Переждав хохот Володи, из-за которого ровным счётом ничего не было слышно, Аня улыбнулась жене грубого, но справедливого хирурга:
— Подходите к терминалу Леночка, я после ва…
— Пустите же, я вас прошу! — закричали позади (знакомый голос!) Кто-то полез, энергично толкаясь и отпихнув носильщика Елены Сергеевны от загрузочного окна. — Девушки, женщины! Умоляю, дайте же…
— Люська? — удивилась оттеснённая от терминала Елена Сергеевна.
— О, Леночка, это ты, как хорошо! Пропусти, золотко, я опаздываю, опаздываю!
— Людмила Александровна? — вежливо обратилась к пролезшей без очереди Житомирской Аня.
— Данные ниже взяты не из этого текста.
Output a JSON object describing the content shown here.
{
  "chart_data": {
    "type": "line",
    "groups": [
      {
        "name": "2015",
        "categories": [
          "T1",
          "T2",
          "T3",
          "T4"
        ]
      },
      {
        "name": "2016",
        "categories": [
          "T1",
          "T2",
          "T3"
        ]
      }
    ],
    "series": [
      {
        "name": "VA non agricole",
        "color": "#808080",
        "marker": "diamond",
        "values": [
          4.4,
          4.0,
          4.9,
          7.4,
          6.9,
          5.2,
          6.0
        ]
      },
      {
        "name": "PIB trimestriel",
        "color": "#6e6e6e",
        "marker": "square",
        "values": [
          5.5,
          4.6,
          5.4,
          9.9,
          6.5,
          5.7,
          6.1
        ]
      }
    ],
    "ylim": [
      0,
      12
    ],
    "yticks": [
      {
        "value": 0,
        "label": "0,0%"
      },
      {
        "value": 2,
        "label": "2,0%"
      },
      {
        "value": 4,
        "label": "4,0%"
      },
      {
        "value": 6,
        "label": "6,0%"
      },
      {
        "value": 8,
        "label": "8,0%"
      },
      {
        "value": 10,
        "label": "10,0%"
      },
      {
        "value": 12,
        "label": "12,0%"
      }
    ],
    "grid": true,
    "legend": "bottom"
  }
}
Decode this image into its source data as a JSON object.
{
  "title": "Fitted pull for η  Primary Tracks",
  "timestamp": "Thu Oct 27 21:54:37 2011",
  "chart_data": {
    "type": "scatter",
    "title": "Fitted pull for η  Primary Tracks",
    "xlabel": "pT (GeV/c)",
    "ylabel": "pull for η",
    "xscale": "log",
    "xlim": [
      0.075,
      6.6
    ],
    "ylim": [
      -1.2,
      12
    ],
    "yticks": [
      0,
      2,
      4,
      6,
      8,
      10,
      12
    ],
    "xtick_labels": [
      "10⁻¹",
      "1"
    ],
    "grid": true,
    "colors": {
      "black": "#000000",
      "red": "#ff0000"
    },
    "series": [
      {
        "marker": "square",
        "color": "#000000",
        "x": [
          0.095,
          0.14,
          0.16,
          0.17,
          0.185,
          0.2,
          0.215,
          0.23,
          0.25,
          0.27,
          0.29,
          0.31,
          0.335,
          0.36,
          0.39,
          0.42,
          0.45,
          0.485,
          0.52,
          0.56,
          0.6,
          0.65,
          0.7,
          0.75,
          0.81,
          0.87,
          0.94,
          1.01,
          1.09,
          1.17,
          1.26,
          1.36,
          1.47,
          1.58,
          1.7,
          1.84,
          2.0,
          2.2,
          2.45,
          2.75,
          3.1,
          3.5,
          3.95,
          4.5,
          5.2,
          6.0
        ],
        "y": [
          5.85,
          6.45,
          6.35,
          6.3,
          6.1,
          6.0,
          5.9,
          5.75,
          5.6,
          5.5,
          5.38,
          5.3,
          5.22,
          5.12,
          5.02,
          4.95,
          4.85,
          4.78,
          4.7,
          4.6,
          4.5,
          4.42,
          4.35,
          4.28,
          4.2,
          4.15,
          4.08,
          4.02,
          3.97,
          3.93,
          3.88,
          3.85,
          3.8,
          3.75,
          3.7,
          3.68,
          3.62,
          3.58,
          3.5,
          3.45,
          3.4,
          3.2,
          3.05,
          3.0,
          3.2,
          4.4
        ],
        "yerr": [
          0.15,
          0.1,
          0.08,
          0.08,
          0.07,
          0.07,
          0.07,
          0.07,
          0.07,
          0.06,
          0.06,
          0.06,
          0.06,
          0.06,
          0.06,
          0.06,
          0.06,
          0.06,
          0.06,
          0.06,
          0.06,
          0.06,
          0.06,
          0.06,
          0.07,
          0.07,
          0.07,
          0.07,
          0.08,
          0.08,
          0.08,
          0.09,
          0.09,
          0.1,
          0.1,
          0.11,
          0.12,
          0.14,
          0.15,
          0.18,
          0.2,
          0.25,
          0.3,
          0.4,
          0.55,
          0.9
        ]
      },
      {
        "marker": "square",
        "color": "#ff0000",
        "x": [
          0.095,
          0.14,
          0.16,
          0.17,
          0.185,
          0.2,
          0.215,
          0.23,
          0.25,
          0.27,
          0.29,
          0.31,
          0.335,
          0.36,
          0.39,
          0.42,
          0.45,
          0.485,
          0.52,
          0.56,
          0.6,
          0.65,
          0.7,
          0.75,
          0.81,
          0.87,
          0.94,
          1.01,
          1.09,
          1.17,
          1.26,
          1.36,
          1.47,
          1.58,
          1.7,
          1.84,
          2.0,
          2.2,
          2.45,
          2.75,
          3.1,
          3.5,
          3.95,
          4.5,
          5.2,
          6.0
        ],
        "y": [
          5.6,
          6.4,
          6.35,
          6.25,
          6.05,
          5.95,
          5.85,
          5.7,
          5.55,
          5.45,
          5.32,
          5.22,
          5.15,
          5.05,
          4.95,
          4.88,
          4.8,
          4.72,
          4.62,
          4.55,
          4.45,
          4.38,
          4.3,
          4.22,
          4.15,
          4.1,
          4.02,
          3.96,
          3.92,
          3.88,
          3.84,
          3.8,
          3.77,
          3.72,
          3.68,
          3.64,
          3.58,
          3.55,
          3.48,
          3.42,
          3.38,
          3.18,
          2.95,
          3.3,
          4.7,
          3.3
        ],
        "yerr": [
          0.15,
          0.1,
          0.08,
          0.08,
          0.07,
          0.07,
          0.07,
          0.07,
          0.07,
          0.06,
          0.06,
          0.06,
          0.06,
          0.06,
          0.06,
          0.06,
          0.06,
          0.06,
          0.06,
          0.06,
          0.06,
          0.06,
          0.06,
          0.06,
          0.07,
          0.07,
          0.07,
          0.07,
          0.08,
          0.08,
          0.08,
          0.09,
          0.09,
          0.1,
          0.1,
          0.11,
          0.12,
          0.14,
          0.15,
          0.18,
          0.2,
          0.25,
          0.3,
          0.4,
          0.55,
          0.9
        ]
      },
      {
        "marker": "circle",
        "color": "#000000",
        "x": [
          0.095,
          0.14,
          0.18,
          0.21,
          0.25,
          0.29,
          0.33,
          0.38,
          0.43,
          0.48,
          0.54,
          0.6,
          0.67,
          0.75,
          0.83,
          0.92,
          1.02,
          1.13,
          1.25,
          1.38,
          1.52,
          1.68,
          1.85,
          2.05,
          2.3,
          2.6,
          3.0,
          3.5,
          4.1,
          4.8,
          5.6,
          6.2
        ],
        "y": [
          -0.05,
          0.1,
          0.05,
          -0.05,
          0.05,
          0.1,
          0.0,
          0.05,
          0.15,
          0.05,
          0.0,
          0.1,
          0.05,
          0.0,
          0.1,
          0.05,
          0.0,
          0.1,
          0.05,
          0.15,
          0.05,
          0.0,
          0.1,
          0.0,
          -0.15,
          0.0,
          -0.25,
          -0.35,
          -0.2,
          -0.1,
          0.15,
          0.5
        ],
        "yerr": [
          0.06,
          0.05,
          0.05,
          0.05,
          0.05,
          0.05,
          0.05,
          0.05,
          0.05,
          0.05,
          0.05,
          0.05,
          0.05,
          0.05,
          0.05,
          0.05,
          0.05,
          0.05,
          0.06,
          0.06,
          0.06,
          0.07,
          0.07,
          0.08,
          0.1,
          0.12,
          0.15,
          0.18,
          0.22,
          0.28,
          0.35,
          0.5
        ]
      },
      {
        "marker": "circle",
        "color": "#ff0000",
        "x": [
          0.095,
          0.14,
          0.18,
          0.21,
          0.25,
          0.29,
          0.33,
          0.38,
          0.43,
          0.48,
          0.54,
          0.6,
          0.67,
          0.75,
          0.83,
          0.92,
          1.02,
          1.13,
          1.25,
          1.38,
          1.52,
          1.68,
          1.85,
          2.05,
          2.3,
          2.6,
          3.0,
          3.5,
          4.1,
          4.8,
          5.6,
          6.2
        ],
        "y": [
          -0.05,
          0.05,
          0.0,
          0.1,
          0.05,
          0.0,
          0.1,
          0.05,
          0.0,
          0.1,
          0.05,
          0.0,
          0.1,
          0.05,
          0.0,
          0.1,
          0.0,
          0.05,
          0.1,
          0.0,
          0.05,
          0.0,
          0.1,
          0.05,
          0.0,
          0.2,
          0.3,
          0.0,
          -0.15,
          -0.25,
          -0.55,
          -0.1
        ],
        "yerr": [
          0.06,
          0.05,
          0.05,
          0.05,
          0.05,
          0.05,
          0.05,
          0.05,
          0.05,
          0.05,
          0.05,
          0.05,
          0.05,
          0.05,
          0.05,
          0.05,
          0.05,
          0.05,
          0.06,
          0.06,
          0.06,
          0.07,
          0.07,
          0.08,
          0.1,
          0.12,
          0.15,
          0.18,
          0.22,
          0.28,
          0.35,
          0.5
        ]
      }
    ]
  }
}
— Житомирская? — свистнул Володин далёкий голос. — Её расспроси обязательно.
— О, Анечка, и ты здесь? — с фальшивым оживлением трещала Людмила Александровна, силой вытягивая из раздавшейся толпы своего носильщика и загоняя его в погрузочное окно терминала. — Мне так жаль… Ты знай, Анечка, я буду голосовать против крайних мер. Я ведь не знала, что это он. Каждый может ошибиться, мы все ошибались в молодости, даже мой Мишенька…
— Я не понимаю, о чём вы, Людмила Александровна, — едва сдерживаясь, притворно удивилась Волкова. Одно только желание испытывала: дать Людмиле Александровне какой-нибудь более существенный повод для сожаления — для начала, к примеру, саму её затолкать в погрузочное окно терминала.
— Спокойно, Анютка, — предостерёг президент.
— А, так ты ничего не знаешь? — спросила Люсенька, не замечая, как на неё смотрит мать осуждённого на казнь. Просто была слишком занята составлением заказа на отгрузку, бормотала, порхая пальчиками по чувствительному экрану терминала: «Это возьму, это тоже, молока немножко и всё. Или нет? Или не всё?»
— А что случилось? — поинтересовалась Елена Сергеевна, подступая ближе.
— Тебе тоже муж ничего не сказал? Ну, ты же понимаешь, золотко, я же не могу, это закрытый циркуляр. Ничего пока не случилось, как раз сегодня… О небо! Я опоздаю на заседание комитета! Всё! Всё! Остальное потом!
Последние слова вспомнившей о служебных обязанностях Люсеньки относились к торговому терминалу и подкреплены были энергичным нажатием большой клавиши «купить». Через раз-и-два-и-три-и-четыре секунды «дурень» Людмилы Александровны резво выпрыгнул из погрузочной ниши. Корзинка его заполнена была всего лишь на треть.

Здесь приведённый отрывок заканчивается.